Special Counsel Robert Mueller may well be in the final stages of wrapping up his principal investigation. Last week, I argued here in Politico that Mueller will want to avoid interfering with the November midterms, and so will try to conclude by July or August. On this one we can believe Trump’s new lawyer, former prosecutor and New York mayor Rudy Giuliani, who claims Mueller’s target is September 1.
How will Mueller wrap up his investigation? What will he produce? And then – what can we expect from the other players in this saga: Deputy Attorney General Rod Rosenstein, President Trump and his lawyers, and the Republican and Democratic leaders in Congress?
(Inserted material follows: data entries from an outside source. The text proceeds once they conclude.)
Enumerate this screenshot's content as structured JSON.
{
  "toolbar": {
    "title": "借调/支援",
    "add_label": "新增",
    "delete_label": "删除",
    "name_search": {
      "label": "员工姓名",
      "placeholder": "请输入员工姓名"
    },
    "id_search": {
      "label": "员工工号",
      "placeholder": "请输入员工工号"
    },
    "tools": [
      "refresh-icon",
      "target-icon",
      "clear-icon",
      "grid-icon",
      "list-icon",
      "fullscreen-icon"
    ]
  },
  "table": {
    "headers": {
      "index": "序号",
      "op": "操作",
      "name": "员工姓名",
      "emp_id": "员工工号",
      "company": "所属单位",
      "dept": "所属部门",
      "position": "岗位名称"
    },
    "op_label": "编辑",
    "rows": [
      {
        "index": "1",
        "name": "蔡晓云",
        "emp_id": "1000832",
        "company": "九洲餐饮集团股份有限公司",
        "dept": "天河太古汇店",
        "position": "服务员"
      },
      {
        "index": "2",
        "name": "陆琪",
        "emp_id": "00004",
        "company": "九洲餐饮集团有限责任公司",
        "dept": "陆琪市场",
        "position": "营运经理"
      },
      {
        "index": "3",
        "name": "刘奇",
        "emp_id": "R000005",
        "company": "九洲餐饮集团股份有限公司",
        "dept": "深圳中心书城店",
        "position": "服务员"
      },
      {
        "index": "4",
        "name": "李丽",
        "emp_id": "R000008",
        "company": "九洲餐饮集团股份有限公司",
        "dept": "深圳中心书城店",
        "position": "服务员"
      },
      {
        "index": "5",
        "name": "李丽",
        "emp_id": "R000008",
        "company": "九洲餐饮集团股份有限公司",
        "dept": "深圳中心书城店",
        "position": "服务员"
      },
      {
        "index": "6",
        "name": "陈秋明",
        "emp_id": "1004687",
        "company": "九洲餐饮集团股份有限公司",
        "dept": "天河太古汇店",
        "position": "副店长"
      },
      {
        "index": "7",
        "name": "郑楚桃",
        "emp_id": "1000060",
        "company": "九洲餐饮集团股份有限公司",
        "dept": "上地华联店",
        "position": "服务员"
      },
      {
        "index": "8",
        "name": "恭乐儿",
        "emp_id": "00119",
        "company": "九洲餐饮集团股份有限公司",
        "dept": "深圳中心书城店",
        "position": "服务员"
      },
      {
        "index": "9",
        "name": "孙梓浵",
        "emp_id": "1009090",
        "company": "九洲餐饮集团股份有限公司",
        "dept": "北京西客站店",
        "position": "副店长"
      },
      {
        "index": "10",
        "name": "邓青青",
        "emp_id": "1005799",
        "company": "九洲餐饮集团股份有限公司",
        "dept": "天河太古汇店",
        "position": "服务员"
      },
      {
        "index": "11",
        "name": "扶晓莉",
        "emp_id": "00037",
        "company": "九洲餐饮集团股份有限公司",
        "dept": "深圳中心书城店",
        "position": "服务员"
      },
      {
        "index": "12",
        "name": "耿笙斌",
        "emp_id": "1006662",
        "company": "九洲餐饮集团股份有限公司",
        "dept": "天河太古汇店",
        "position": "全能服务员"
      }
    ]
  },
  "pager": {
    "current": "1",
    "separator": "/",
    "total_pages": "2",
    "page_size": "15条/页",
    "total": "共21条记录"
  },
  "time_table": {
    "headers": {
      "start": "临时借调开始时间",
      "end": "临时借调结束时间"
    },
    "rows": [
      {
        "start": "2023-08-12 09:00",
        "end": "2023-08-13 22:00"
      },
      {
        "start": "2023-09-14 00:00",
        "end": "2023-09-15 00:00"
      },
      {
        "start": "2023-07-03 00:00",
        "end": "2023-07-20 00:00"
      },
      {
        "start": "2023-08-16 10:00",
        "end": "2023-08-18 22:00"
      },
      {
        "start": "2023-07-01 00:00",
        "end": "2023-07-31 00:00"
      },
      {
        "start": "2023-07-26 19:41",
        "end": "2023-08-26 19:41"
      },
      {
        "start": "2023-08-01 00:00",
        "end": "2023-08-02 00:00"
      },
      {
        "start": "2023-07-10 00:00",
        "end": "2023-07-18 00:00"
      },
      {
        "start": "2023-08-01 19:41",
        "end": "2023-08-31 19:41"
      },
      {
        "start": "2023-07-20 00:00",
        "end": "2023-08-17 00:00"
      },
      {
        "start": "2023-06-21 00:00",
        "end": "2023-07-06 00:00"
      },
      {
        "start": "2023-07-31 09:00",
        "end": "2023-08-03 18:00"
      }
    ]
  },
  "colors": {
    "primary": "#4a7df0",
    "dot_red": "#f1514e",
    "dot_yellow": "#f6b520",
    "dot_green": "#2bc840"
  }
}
As a former prosecutor and Senate Judiciary and White House lawyer who has carefully studied presidential investigations since Watergate, the next steps in this constitutional dance seem clear. Mark Twain was certainly right when he said, “History does not repeat itself, but it often rhymes.” And this summer may well be the most consequential in presidential politics since 1974, the year Watergate came to a head. Here’s what could happen:
Mueller will not indict the president, but will issue a comprehensive and detailed report.
None of us outside the famously tight-lipped Special Counsel’s Office can know what Mueller will conclude. Will it rival Watergate? Not yet clear. But we do know that the modern standard for impeachment was set in 1998, when independent counsel Kenneth Starr and a Republican House concluded that one instance of lying under oath about a sexual indiscretion was enough. Starr even concluded that he had the authority to indict President Clinton on those grounds, though he did not do so. If that is the standard, Mueller’s findings involving President Trump will easily clear that very low bar.